The Plaintiffs asked the court to order the city to renew its contract with CSS. In plain terms, their argument centered on the rights to free speech and free exercise of religion. Or, in the words of the ACLU of Pennsylvania, the Plaintiffs posited that they had a right “to reject qualified same-sex couples because they were same-sex couples.” The ACLU of Pennsylvania, joined by the national ACLU, intervened in the lawsuit. On behalf of the Support Center for Child Advocates and Philadelphia Family Pride, they contended that “Child Advocates and PFP and the people they serve would be harmed by a ruling in favor of CSS.”
Some three years later, on June 17, 2021, the Supreme Court of the United States ruled on Fulton v. City of Philadelphia. SCOTUS unanimously held that “governments can enforce nondiscrimination laws as long as they do so neutrally, but that the city of Philadelphia was not neutral in its application of its nondiscrimination laws.” In essence, the city’s decision not to renew CSS’ contract was found to be unconstitutional.
While some advocates expressed relief that nondiscrimination laws are enforceable, it’s worth noting that this case didn’t question the right for CSS or other like foster care providers to deny services for religious reasons. This is a devastating decision in that it significantly expands the preferential treatment given to religious claimants. It’s reasonable to worry that SCOTUS will continue its longstanding pattern of affording protections to religious institutions, such as CSS, at the expense of human rights, including LGBTQIA+ rights.
Fulton v. Philadelphia begs the question: Why are we so reliant on religious institutions to provide basic services? Debates over federal spending, from all political parties, center on how we view the role of ourselves, our communities, and our government in supporting people.
The federal government extends special treatment of religious institutions, and it also funds them. Per Oklahoma Representative Steve Russell’s 2016 testimony, the federal government awards over 2,000 contracts to religious organizations each year. And as Emma Green notes, “much of the infrastructure and money involved in the charitable provision of social services is associated with religion.” In a country where the social safety net is dreadfully insufficient (if not nonexistent), people rely on non-governmental organizations—often religious organizations—to oversee and offer critical resources.
For example, while we have the Supplemental Nutrition Assistance Program (SNAP), it excludes many people, including undocumented folks. Food banks are often the only source of aid for people excluded from aid programs. Even for those who have SNAP benefits, a trip to a food bank might still be necessary, and many food banks are run by religious groups. People need sustenance, and children need safe, healthy home environments. States run foster care programs, but they contract to nonprofits, both secular and religious.

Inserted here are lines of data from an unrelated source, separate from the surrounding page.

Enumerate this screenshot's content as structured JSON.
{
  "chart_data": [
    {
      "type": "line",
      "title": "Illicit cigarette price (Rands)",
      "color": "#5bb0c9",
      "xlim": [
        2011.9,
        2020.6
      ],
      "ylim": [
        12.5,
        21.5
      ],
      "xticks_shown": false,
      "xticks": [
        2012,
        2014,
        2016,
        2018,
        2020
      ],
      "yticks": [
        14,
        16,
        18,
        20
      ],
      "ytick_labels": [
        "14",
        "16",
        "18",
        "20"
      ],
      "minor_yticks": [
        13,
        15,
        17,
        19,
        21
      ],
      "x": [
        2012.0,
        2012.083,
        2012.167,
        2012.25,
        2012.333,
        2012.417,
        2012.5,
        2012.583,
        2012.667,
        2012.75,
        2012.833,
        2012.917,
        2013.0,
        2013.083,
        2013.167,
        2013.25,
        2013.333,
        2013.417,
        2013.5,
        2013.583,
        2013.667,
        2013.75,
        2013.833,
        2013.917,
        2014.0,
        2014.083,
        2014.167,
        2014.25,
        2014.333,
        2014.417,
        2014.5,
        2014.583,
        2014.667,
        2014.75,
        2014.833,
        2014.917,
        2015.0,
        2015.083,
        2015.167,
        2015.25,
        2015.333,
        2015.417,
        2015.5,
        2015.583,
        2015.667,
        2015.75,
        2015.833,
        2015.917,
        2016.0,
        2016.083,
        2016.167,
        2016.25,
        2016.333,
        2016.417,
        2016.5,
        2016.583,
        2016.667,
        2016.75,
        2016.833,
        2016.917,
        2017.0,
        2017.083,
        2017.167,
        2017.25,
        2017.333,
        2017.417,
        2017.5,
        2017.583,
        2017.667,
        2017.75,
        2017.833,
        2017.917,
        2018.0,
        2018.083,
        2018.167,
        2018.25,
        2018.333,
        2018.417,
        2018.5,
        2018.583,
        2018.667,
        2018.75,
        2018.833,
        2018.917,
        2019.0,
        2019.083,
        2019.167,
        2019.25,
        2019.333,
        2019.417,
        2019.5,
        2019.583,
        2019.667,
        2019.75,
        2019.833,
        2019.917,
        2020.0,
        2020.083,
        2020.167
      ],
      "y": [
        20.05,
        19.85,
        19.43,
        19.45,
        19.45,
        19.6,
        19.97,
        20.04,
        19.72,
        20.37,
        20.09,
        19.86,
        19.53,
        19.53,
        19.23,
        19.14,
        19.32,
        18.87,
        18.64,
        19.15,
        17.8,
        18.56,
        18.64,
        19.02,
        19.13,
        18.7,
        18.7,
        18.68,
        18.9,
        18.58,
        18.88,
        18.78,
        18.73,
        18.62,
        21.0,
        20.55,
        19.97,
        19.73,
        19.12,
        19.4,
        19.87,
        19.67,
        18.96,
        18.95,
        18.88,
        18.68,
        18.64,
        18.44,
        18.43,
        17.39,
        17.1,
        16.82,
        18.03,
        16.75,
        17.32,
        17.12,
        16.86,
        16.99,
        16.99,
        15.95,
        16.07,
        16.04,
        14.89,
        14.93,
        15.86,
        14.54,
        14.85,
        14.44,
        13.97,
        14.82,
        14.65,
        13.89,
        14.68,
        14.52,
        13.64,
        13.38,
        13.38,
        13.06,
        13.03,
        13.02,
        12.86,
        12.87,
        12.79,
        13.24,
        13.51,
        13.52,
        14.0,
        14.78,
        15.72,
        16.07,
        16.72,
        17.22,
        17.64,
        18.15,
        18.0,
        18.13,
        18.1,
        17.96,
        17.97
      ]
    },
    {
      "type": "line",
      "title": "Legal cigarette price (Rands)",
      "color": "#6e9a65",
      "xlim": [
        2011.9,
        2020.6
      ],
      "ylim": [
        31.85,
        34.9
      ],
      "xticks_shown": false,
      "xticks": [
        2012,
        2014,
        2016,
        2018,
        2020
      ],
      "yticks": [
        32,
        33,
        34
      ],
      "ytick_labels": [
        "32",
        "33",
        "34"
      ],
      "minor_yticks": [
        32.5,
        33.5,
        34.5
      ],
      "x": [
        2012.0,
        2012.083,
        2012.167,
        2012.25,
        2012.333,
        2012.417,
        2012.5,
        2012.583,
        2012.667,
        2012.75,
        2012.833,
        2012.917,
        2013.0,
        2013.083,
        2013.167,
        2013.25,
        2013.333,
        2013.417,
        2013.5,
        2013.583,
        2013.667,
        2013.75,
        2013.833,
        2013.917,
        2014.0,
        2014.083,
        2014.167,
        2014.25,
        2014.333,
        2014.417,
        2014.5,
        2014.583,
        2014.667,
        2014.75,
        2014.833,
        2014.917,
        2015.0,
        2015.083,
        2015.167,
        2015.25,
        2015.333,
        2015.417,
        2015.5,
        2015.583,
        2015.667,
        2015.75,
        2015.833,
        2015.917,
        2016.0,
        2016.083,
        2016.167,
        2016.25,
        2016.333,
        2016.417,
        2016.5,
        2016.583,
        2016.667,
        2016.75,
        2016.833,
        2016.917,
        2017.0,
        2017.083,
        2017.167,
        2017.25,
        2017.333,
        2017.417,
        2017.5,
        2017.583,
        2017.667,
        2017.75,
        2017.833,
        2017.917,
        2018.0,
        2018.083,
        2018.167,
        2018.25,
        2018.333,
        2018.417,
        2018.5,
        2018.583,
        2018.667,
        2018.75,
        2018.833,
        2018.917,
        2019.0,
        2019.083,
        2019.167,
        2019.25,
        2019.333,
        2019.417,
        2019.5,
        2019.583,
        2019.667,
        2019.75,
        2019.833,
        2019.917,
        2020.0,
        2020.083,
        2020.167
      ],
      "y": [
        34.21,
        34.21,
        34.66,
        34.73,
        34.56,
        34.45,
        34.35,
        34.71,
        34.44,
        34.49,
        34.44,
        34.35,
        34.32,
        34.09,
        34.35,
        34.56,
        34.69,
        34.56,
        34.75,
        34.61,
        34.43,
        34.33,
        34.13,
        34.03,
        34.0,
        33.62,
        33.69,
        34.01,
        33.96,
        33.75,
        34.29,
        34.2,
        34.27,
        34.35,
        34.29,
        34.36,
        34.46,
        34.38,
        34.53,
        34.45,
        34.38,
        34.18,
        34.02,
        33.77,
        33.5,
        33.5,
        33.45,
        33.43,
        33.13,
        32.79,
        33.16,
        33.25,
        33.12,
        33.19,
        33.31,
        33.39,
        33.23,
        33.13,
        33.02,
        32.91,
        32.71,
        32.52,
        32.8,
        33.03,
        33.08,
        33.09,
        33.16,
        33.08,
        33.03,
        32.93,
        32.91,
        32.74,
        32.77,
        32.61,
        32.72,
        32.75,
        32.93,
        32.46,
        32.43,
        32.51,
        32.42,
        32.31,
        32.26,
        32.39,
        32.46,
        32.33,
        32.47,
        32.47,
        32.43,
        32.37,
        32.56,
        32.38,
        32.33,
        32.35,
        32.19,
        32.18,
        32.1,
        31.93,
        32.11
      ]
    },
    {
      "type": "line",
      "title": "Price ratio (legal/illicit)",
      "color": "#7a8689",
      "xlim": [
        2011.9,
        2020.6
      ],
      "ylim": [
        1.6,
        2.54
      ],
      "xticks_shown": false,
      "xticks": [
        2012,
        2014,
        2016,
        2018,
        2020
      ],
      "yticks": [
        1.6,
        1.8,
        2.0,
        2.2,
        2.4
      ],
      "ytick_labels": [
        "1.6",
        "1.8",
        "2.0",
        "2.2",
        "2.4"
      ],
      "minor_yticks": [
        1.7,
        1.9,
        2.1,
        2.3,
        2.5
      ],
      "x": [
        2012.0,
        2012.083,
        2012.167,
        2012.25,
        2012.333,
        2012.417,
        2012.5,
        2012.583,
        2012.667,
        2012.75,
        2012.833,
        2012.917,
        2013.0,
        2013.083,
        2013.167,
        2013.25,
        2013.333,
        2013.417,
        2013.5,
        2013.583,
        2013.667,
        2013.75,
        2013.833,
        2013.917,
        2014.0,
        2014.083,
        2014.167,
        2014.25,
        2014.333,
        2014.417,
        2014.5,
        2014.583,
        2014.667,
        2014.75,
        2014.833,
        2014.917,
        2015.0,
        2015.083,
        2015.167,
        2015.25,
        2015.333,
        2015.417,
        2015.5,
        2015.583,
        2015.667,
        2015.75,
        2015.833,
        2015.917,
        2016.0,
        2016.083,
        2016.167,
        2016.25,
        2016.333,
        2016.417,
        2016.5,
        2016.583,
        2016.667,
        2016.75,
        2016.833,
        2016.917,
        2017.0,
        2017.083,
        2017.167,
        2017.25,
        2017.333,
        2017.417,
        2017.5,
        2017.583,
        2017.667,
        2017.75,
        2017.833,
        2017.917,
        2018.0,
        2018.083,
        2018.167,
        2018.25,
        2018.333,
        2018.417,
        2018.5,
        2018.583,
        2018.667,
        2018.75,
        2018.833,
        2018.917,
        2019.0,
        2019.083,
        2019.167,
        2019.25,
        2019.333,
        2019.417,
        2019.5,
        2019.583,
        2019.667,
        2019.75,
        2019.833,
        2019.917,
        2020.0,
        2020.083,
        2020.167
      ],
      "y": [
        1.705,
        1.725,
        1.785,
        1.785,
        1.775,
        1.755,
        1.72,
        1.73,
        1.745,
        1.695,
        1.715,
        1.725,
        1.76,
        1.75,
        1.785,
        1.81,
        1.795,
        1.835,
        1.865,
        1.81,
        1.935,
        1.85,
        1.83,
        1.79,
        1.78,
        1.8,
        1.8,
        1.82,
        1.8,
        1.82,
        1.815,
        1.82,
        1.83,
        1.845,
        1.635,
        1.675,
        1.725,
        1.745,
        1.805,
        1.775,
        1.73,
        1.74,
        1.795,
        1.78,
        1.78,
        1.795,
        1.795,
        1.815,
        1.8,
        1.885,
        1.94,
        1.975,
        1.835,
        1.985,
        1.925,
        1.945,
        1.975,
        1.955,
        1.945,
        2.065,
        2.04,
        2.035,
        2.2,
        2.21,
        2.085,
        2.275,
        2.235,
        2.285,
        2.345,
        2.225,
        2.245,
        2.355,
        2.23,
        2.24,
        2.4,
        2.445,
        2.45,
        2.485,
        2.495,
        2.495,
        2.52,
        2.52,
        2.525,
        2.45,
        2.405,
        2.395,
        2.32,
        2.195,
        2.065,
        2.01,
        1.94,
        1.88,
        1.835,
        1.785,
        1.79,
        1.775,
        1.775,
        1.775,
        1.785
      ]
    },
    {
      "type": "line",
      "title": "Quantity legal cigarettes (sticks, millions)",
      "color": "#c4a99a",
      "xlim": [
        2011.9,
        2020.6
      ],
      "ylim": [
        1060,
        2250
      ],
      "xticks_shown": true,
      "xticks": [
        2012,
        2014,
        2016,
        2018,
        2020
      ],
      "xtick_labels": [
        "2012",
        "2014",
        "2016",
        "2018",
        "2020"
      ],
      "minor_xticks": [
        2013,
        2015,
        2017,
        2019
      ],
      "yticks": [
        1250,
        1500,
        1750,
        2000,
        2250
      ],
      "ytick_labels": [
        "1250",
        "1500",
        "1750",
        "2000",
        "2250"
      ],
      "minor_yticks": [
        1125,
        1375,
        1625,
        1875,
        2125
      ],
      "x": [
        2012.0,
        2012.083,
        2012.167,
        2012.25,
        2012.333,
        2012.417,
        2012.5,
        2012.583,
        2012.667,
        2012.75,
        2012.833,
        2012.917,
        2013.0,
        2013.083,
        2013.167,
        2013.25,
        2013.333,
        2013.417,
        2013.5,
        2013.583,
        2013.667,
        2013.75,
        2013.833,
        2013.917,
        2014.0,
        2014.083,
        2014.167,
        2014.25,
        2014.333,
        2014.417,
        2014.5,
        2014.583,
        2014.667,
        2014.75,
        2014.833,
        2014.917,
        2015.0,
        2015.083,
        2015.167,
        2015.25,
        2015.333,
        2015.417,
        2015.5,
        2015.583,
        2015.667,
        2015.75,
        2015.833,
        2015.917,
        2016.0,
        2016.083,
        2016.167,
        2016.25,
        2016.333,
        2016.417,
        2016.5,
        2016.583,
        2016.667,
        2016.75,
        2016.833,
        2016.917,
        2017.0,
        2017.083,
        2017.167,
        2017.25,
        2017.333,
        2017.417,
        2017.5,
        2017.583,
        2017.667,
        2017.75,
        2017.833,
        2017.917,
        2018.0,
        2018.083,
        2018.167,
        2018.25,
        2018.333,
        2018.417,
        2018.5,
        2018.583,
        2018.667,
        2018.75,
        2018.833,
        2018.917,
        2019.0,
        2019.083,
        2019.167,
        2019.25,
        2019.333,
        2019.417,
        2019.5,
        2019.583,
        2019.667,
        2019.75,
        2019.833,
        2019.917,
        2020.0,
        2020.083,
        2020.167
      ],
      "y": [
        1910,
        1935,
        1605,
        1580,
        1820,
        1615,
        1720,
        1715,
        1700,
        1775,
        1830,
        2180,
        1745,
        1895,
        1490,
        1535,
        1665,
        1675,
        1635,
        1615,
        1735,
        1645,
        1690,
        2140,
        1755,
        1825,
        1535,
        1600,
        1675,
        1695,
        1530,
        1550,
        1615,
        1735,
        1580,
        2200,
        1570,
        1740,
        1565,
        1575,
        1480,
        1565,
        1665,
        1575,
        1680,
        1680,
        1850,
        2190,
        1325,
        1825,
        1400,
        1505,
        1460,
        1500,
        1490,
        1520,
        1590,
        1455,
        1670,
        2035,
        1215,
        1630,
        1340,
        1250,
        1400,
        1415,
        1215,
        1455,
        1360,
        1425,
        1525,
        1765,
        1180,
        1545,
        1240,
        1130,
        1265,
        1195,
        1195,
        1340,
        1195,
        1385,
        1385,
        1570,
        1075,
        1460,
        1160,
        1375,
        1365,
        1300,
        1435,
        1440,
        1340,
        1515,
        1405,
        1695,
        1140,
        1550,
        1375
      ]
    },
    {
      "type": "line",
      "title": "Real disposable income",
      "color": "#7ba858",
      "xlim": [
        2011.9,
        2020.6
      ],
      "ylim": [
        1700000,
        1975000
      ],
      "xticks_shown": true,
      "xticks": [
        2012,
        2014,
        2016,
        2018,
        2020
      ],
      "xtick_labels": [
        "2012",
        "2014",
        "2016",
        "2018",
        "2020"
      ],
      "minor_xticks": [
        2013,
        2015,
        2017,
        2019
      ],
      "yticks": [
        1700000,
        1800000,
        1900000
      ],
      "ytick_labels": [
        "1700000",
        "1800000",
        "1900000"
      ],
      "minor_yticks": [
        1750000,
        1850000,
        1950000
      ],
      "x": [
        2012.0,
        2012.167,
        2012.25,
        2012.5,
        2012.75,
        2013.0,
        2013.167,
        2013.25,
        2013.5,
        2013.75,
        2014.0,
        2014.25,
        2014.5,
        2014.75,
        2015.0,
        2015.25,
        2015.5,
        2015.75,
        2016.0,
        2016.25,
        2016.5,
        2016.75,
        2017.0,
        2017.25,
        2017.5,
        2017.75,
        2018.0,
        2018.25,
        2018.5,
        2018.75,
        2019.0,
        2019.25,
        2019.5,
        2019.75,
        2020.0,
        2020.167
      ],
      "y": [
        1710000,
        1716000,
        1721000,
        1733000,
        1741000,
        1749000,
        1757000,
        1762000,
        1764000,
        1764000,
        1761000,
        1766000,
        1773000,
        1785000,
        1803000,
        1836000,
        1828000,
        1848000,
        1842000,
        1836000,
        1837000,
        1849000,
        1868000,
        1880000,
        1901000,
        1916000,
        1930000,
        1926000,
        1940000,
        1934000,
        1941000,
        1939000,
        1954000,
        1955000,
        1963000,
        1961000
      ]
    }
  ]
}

The state cannot—or will not—give people the amount of quality, necessary social services they deserve, so other entities step in. I’m glad that religious organizations can give people a place to turn, but I’m upset that the state fails people in the first place. We at Woodhull Freedom Foundation recognize that the fight for sexual freedom is deeply tied to the human right to family, a right that the state should promote and protect. We firmly believe that LGBTQIA+ people should be able to parent, including through fostering, and the government shouldn’t be required to fund discriminatory religious agencies.